国際線で勝負する、ANAホールディングス「攻めの姿勢」の理由

片野坂真哉 社長(Photo by Hironobu Sato)

2016年3月期決算では連結営業利益1,364億円(前期比49%)の過去最高益を記録。社長就任1年目の好業績は「『やんちゃさ』や『気概』」を持った”大きな挑戦”の通過点に過ぎない社長力ランキング2016 6位】。社長就任1年目の好業績は「やんちゃさ」や「気概」を持った”大きな挑戦”の通過点に過ぎない。


2015年4月の社長就任直前、副社長時代に自ら提案した10年後を見据えた「長期戦略構想」を発表。25年度の営業収益2兆5,000億円(14年度1兆7,134億円)、営業利益2,000億円(14年度915億円)という壮大な目標を掲げ、国内線と国際線の売上高が逆転する未来像を描いた。その長期戦略構想の社内向け配布冊子の裏表紙に「次は宇宙へ」という野心も記すなど、“やんちゃさ”を持った挑戦がはじまった。

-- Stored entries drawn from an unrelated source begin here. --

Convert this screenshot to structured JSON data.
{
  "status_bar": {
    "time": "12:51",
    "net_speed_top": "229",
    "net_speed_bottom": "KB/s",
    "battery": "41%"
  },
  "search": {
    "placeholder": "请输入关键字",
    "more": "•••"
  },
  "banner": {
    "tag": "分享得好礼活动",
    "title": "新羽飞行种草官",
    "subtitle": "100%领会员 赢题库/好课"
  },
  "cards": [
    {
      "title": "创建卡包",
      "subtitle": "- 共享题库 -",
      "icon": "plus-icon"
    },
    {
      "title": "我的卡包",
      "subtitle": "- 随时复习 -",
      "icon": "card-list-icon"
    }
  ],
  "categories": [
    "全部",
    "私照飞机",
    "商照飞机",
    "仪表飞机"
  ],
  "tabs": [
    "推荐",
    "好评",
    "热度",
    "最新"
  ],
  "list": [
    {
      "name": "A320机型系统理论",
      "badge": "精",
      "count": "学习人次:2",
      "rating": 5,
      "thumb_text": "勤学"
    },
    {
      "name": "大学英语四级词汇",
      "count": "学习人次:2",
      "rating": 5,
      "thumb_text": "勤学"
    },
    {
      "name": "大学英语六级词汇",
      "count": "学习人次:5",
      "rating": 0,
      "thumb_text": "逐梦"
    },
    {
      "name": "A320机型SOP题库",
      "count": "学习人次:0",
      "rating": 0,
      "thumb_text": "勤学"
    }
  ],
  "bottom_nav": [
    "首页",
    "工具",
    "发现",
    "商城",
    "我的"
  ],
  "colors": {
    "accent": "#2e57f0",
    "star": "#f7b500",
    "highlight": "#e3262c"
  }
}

ー「長期戦略構想」で打ち出した、25年度の営業利益2,000億円の目標値。16年1月に出した「中期経営計画」ではその5年前倒しを発表した。

かなりアグレッシブにした。20年の東京五輪に向けて羽田・成田両国際空港の発着枠が約8万回増加する(注:現状の1割以上)。最大のビジネスチャンスがあるので、しっかりと“風に乗る”必要がある。だから、通常3年間の中計を5年にし、攻めの計画を打ち出した。

さらに「国際線で成長する」と明確にした。売上高計画を見ても、国際線は15年度の5,156億円から20年度は7,240億円へ増加し、国内線の売り上げを逆転する。国内線は6,856億円から6,900億円と横ばいだ。社員の中には国内線で働く人が多く、「国際線が重要だ」というと国内線の社員にモラル低下が起きると弱気になり、「国内も大事。国際も大事」というメッセージになりがち。あえて「国際線で勝負する」という宣言をした。

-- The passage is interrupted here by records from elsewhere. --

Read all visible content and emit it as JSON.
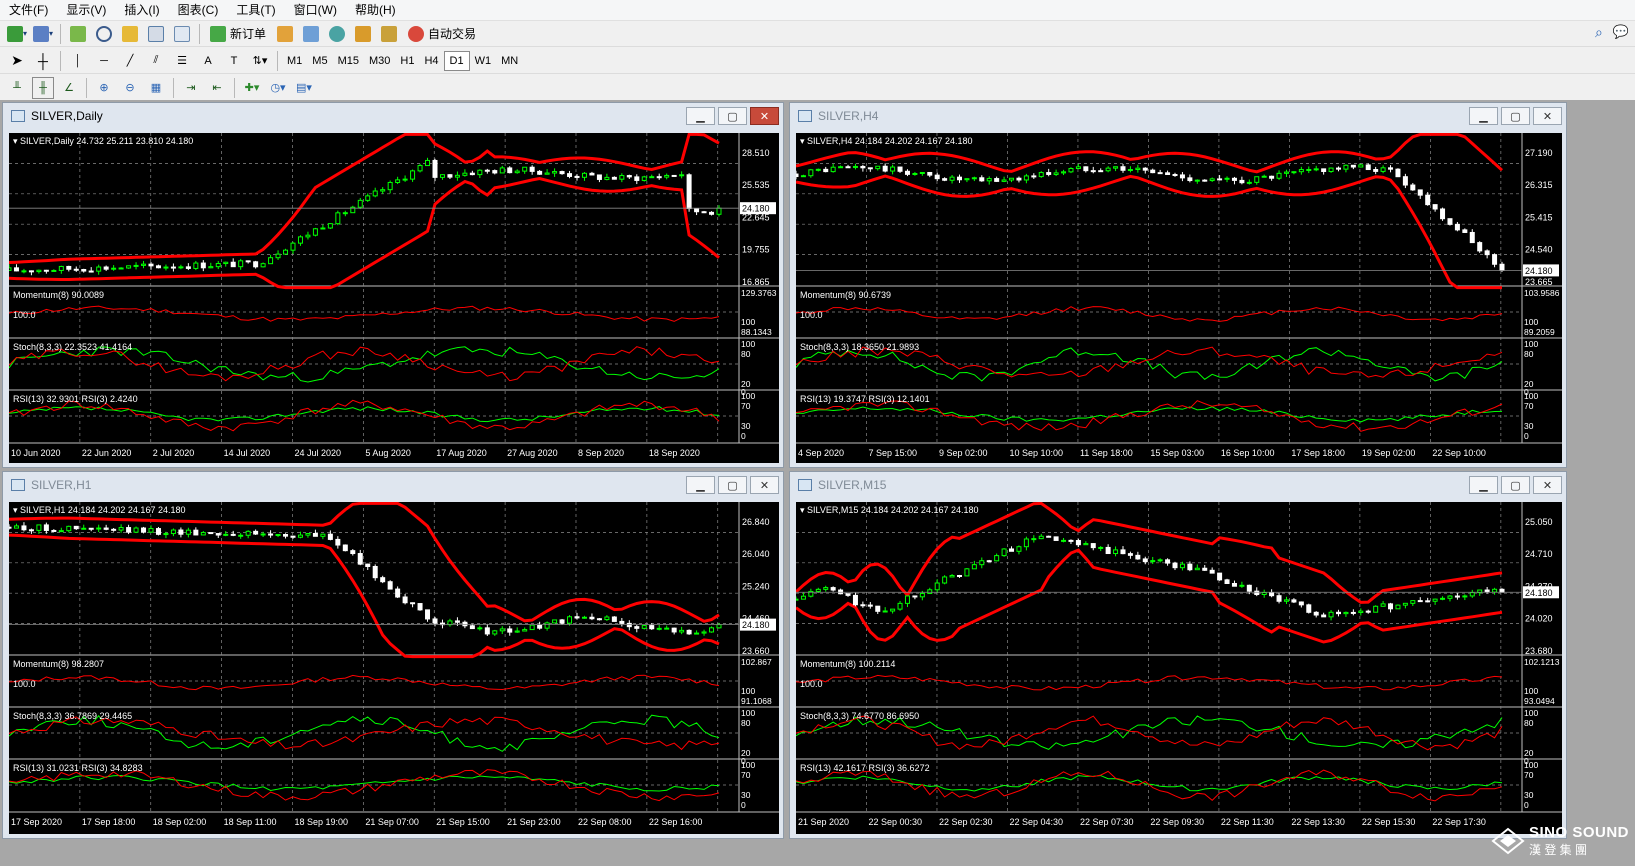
{
  "menu": [
    "文件(F)",
    "显示(V)",
    "插入(I)",
    "图表(C)",
    "工具(T)",
    "窗口(W)",
    "帮助(H)"
  ],
  "toolbar": {
    "new_order": "新订单",
    "auto_trade": "自动交易",
    "timeframes": [
      "M1",
      "M5",
      "M15",
      "M30",
      "H1",
      "H4",
      "D1",
      "W1",
      "MN"
    ],
    "active_timeframe": "D1"
  },
  "windows": [
    {
      "title": "SILVER,Daily",
      "active": true,
      "header": "SILVER,Daily  24.732 25.211 23.810 24.180",
      "price_ticks": [
        "28.510",
        "25.535",
        "22.645",
        "19.755",
        "16.865"
      ],
      "current_price": "24.180",
      "momentum_label": "Momentum(8) 90.0089",
      "momentum_extra": "100.0",
      "momentum_ticks": [
        "129.3763",
        "100",
        "88.1343"
      ],
      "stoch_label": "Stoch(8,3,3) 22.3523 41.4164",
      "stoch_ticks": [
        "100",
        "80",
        "20",
        "0"
      ],
      "rsi_label": "RSI(13) 32.9301  RSI(3) 2.4240",
      "rsi_ticks": [
        "100",
        "70",
        "30",
        "0"
      ],
      "dates": [
        "10 Jun 2020",
        "22 Jun 2020",
        "2 Jul 2020",
        "14 Jul 2020",
        "24 Jul 2020",
        "5 Aug 2020",
        "17 Aug 2020",
        "27 Aug 2020",
        "8 Sep 2020",
        "18 Sep 2020"
      ]
    },
    {
      "title": "SILVER,H4",
      "active": false,
      "header": "SILVER,H4  24.184 24.202 24.167 24.180",
      "price_ticks": [
        "27.190",
        "26.315",
        "25.415",
        "24.540",
        "23.665"
      ],
      "current_price": "24.180",
      "momentum_label": "Momentum(8) 90.6739",
      "momentum_extra": "100.0",
      "momentum_ticks": [
        "103.9586",
        "100",
        "89.2059"
      ],
      "stoch_label": "Stoch(8,3,3) 18.3650 21.9893",
      "stoch_ticks": [
        "100",
        "80",
        "20",
        "0"
      ],
      "rsi_label": "RSI(13) 19.3747  RSI(3) 12.1401",
      "rsi_ticks": [
        "100",
        "70",
        "30",
        "0"
      ],
      "dates": [
        "4 Sep 2020",
        "7 Sep 15:00",
        "9 Sep 02:00",
        "10 Sep 10:00",
        "11 Sep 18:00",
        "15 Sep 03:00",
        "16 Sep 10:00",
        "17 Sep 18:00",
        "19 Sep 02:00",
        "22 Sep 10:00"
      ]
    },
    {
      "title": "SILVER,H1",
      "active": false,
      "header": "SILVER,H1  24.184 24.202 24.167 24.180",
      "price_ticks": [
        "26.840",
        "26.040",
        "25.240",
        "24.460",
        "23.660"
      ],
      "current_price": "24.180",
      "momentum_label": "Momentum(8) 98.2807",
      "momentum_extra": "100.0",
      "momentum_ticks": [
        "102.867",
        "100",
        "91.1068"
      ],
      "stoch_label": "Stoch(8,3,3) 36.7869 29.4465",
      "stoch_ticks": [
        "100",
        "80",
        "20",
        "0"
      ],
      "rsi_label": "RSI(13) 31.0231  RSI(3) 34.8283",
      "rsi_ticks": [
        "100",
        "70",
        "30",
        "0"
      ],
      "dates": [
        "17 Sep 2020",
        "17 Sep 18:00",
        "18 Sep 02:00",
        "18 Sep 11:00",
        "18 Sep 19:00",
        "21 Sep 07:00",
        "21 Sep 15:00",
        "21 Sep 23:00",
        "22 Sep 08:00",
        "22 Sep 16:00"
      ]
    },
    {
      "title": "SILVER,M15",
      "active": false,
      "header": "SILVER,M15  24.184 24.202 24.167 24.180",
      "price_ticks": [
        "25.050",
        "24.710",
        "24.370",
        "24.020",
        "23.680"
      ],
      "current_price": "24.180",
      "momentum_label": "Momentum(8) 100.2114",
      "momentum_extra": "100.0",
      "momentum_ticks": [
        "102.1213",
        "100",
        "93.0494"
      ],
      "stoch_label": "Stoch(8,3,3) 74.6770 86.6950",
      "stoch_ticks": [
        "100",
        "80",
        "20",
        "0"
      ],
      "rsi_label": "RSI(13) 42.1617  RSI(3) 36.6272",
      "rsi_ticks": [
        "100",
        "70",
        "30",
        "0"
      ],
      "dates": [
        "21 Sep 2020",
        "22 Sep 00:30",
        "22 Sep 02:30",
        "22 Sep 04:30",
        "22 Sep 07:30",
        "22 Sep 09:30",
        "22 Sep 11:30",
        "22 Sep 13:30",
        "22 Sep 15:30",
        "22 Sep 17:30"
      ]
    }
  ],
  "watermark": {
    "brand": "SINO SOUND",
    "sub": "漢 登 集 團"
  },
  "colors": {
    "bullish": "#00ff00",
    "bearish": "#ffffff",
    "band": "#ff0000",
    "grid": "#c0c0c0",
    "chart_bg": "#000000"
  }
}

長期戦略構想にも「10年後には南米、アフリカ」と記したが、世界中に新規路線を拡充する。世界大手の航空会社は、地球の反対側まで航路を持つ。中期経営戦略で「世界のリーディングエアライングループへ」と打ち出し、「国際線で」と決めた以上、収益を出せる路線を選びながらだが、地球規模の路線を持ちたい。

16年を見ても、成田ー中国・武漢線、成田ーカンボジア・プノンペン線を就航するほか、業務・資本提携したベトナム航空とのコードシェアを開始する計画だ。17年からはメキシコ直行便の運航も開始する。

ー「エアライン事業領域の拡大」とともに「新規事業の創造と既存事業の成長加速」を掲げる。

社長就任時は、伊東信一郎社長が過去最高益を出した直後。社長1年目の業績予想も最高益の更新、増収増配。プレッシャーだ(笑)。こうした好業績を続けていくには、多くの売上高、利益を担う国内線事業、国際線事業を伸ばしていくとともに、それを支える事業づくりをする必要がある。

代表例は、貨物事業や格安航空会社(LCC)事業、旅行事業や商社事業などだ。とはいえ、盤石とは言えず、中期経営計画に「強化」を打ち出した。とくに、成長の原動力には「イノベーション」が必要だと、ドローンや人工知能(AI)、3Dプリンター、フィンテックなどを取り入れていきたいと「デジタルデザインラボ」という組織を新設。メンバーを、米・シリコンバレーに派遣した。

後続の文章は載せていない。